I cannot help but remember the conferences I have been to over the last 8 years, from small to large, with specific focus and general, each one having its own place. Blessed be the cloud of computing that keeps my memories for me. It seems to me that we are all like sieves swimming in a vast sea but our lead fish has given us direction and continues to.

The Jewish Roots of Christian Sacrifice was the first one I attended. Here I heard and read with another Canadian (unknown to me) my first Targum taught by Jo Milgrom, and where I was first introduced by her husband Jacob to his theories of purity based on his work on Leviticus. Stefan Rief also presented as did George Bebawi and Bishop Kallistos. There too Bishop Basil introduced me to Réné Girard. Not a bad beginning to conferences. It was three years before I attended another, that is the one above at St Andrews that started me on learning Hebrew because this conference changed for ever the way I viewed the 'Old' Testament.

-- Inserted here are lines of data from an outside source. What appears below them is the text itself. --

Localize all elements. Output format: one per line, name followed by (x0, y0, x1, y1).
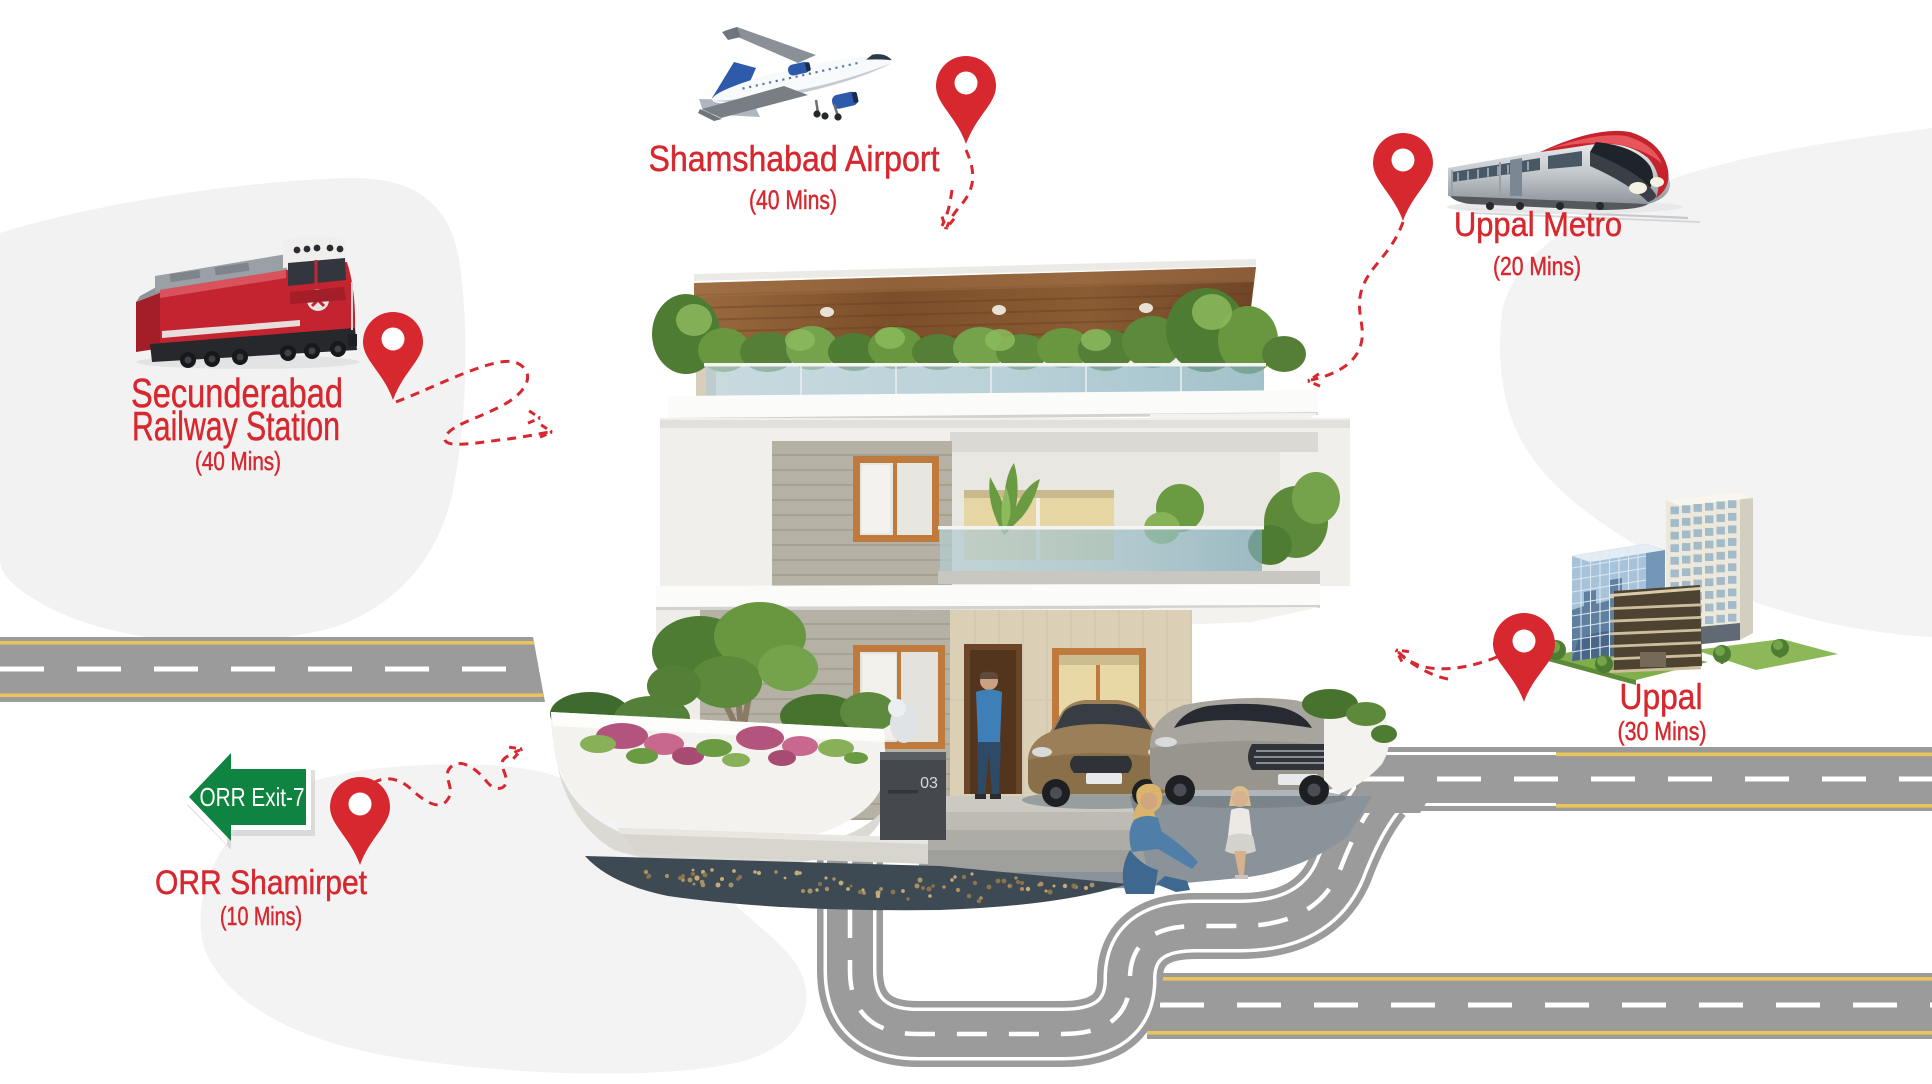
svg-text:(40 Mins): (40 Mins) (195, 446, 281, 476)
svg-text:03: 03 (920, 775, 938, 792)
svg-text:Uppal Metro: Uppal Metro (1454, 206, 1622, 244)
svg-text:ORR Exit-7: ORR Exit-7 (200, 782, 305, 812)
svg-text:(10 Mins): (10 Mins) (220, 901, 302, 931)
svg-text:Shamshabad Airport: Shamshabad Airport (649, 138, 940, 179)
svg-text:(40 Mins): (40 Mins) (749, 185, 837, 215)
svg-text:Uppal: Uppal (1620, 676, 1703, 717)
svg-text:(30 Mins): (30 Mins) (1618, 716, 1707, 746)
svg-text:ORR Shamirpet: ORR Shamirpet (155, 864, 367, 902)
svg-text:(20 Mins): (20 Mins) (1493, 251, 1581, 281)
svg-text:Railway Station: Railway Station (132, 403, 340, 449)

In 2008 I decided to join SBL and attended two of their conferences, the national SBL meeting San Diego 2008 and the regional meeting in Victoria 2010. These are, by way of contrast' enormous conferences compared with the others.

I think the Jewish roots conference was about 40 people. I had come to Cambridge also to present at the engineering faculty a session on brain computer interfaces which we had been working on behalf of Claire Minkley. Unknown to me, one of her teachers also came to that conference and then to my lecture also - it was the two of us from the same city half-way around the world unknown to each other that were chosen to read the targum on the Akedah. (The text for this is not easily available online.)

The Oxford Psalms Conference is full circle for me from the St Andrews Hebrews Conference. In a couple of days I will be in Israel - what sort of experience with this background awaits me? What should I see? What remember?

A new blog has appeared from one whom I do not know. It touches also on a longer and more painful history. I go into a painful and even longer history as I approach Jerusalem.  How long O Lord?